The function generates reads uniformly from the sequences or chromosomes 

provided. So, for the transcriptome, the example files involve generation of 

reads from all the transcripts (with counts proportional to the length 

of the transcripts). Genes with more isoforms are contributing more reads. 

You could pick a single isoform per gene, or you could use the weights to 

generate reads proportional to estimated transcript expression from an 

RNA-seq experiment.

The reads are generated from all positions of the sequences (allowing 

for the read length). They do not take into account fragment length 

distribution or any kind of positional bias.

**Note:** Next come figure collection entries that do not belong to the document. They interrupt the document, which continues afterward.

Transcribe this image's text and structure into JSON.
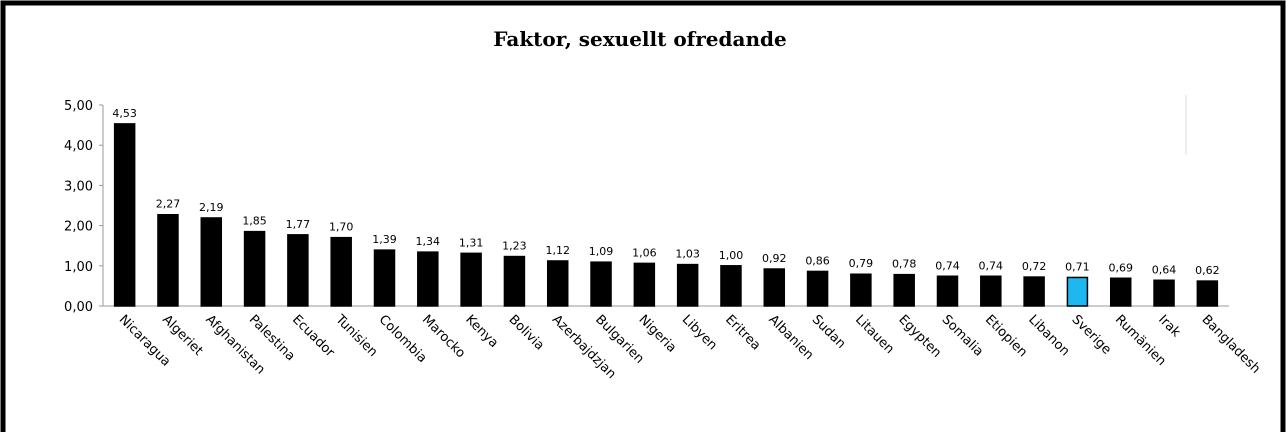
{
  "chart_data": {
    "type": "bar",
    "title": "Faktor, sexuellt ofredande",
    "categories": [
      "Nicaragua",
      "Algeriet",
      "Afghanistan",
      "Palestina",
      "Ecuador",
      "Tunisien",
      "Colombia",
      "Marocko",
      "Kenya",
      "Bolivia",
      "Azerbajdzjan",
      "Bulgarien",
      "Nigeria",
      "Libyen",
      "Eritrea",
      "Albanien",
      "Sudan",
      "Litauen",
      "Egypten",
      "Somalia",
      "Etiopien",
      "Libanon",
      "Sverige",
      "Rumänien",
      "Irak",
      "Bangladesh"
    ],
    "values": [
      4.53,
      2.27,
      2.19,
      1.85,
      1.77,
      1.7,
      1.39,
      1.34,
      1.31,
      1.23,
      1.12,
      1.09,
      1.06,
      1.03,
      1.0,
      0.92,
      0.86,
      0.79,
      0.78,
      0.74,
      0.74,
      0.72,
      0.71,
      0.69,
      0.64,
      0.62
    ],
    "value_labels": [
      "4,53",
      "2,27",
      "2,19",
      "1,85",
      "1,77",
      "1,70",
      "1,39",
      "1,34",
      "1,31",
      "1,23",
      "1,12",
      "1,09",
      "1,06",
      "1,03",
      "1,00",
      "0,92",
      "0,86",
      "0,79",
      "0,78",
      "0,74",
      "0,74",
      "0,72",
      "0,71",
      "0,69",
      "0,64",
      "0,62"
    ],
    "colors": [
      "#000000",
      "#000000",
      "#000000",
      "#000000",
      "#000000",
      "#000000",
      "#000000",
      "#000000",
      "#000000",
      "#000000",
      "#000000",
      "#000000",
      "#000000",
      "#000000",
      "#000000",
      "#000000",
      "#000000",
      "#000000",
      "#000000",
      "#000000",
      "#000000",
      "#000000",
      "#1eb8f0",
      "#000000",
      "#000000",
      "#000000"
    ],
    "ylim": [
      0,
      5
    ],
    "yticks": [
      {
        "value": 0,
        "label": "0,00"
      },
      {
        "value": 1,
        "label": "1,00"
      },
      {
        "value": 2,
        "label": "2,00"
      },
      {
        "value": 3,
        "label": "3,00"
      },
      {
        "value": 4,
        "label": "4,00"
      },
      {
        "value": 5,
        "label": "5,00"
      }
    ],
    "grid": false
  }
}
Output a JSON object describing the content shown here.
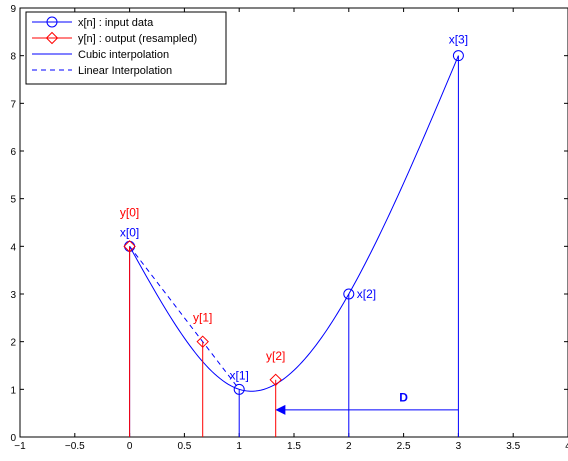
{
  "chart_data": {
    "type": "line",
    "title": "",
    "xlabel": "",
    "ylabel": "",
    "xlim": [
      -1,
      4
    ],
    "ylim": [
      0,
      9
    ],
    "xticks": [
      -1,
      -0.5,
      0,
      0.5,
      1,
      1.5,
      2,
      2.5,
      3,
      3.5,
      4
    ],
    "xtick_labels": [
      "−1",
      "−0.5",
      "0",
      "0.5",
      "1",
      "1.5",
      "2",
      "2.5",
      "3",
      "3.5",
      "4"
    ],
    "yticks": [
      0,
      1,
      2,
      3,
      4,
      5,
      6,
      7,
      8,
      9
    ],
    "ytick_labels": [
      "0",
      "1",
      "2",
      "3",
      "4",
      "5",
      "6",
      "7",
      "8",
      "9"
    ],
    "grid": false,
    "legend_position": "top-left",
    "colors": {
      "input": "#0000ff",
      "output": "#ff0000"
    },
    "series": [
      {
        "name": "x[n] : input data",
        "style": "stem-circle",
        "color": "#0000ff",
        "x": [
          0,
          1,
          2,
          3
        ],
        "y": [
          4,
          1,
          3,
          8
        ],
        "point_labels": [
          "x[0]",
          "x[1]",
          "x[2]",
          "x[3]"
        ]
      },
      {
        "name": "y[n] : output (resampled)",
        "style": "stem-diamond",
        "color": "#ff0000",
        "x": [
          0,
          0.667,
          1.333
        ],
        "y": [
          4,
          2,
          1.2
        ],
        "point_labels": [
          "y[0]",
          "y[1]",
          "y[2]"
        ]
      },
      {
        "name": "Cubic interpolation",
        "style": "solid",
        "color": "#0000ff",
        "x": [
          0,
          0.25,
          0.5,
          0.75,
          1,
          1.25,
          1.5,
          1.75,
          2,
          2.25,
          2.5,
          2.75,
          3
        ],
        "y": [
          4,
          2.82,
          1.9,
          1.28,
          1.0,
          1.09,
          1.56,
          2.25,
          3.0,
          3.85,
          4.96,
          6.36,
          8.0
        ]
      },
      {
        "name": "Linear Interpolation",
        "style": "dashed",
        "color": "#0000ff",
        "x": [
          0,
          1
        ],
        "y": [
          4,
          1
        ]
      }
    ],
    "annotations": [
      {
        "text": "D",
        "x": 2.5,
        "y": 0.75,
        "color": "#0000ff"
      }
    ],
    "arrow": {
      "from": [
        3,
        0.57
      ],
      "to": [
        1.33,
        0.57
      ],
      "color": "#0000ff"
    }
  }
}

For the transcriptome / RNA-seq, the read starts do not take into 

account random hexamer bias, but are uniform across the transcripts.

From my personal research into DNA-seq and RNA-seq sequence bias, 

I believe that these simplifying assumptions are not of practical 

consquence for coming up with a theoretical distribution of GC content 

for quality control testing purposes.

If however, you want to plot the observed over expected GC content 

distribution for RNA-seq taking all of these other biases into acccount, 

you could use the Biconductor package [alpine](http://bioconductor.org/packages/alpine),

which implements the methods of [this paper](http://www.nature.com/nbt/journal/v34/n12/full/nbt.3682.html),

and the `plotGC` function. The estimated fragment rate over GC 

is plotted, conditioned on sample-specific transcript expression, 

positional bias, random hexamer priming bias, etc.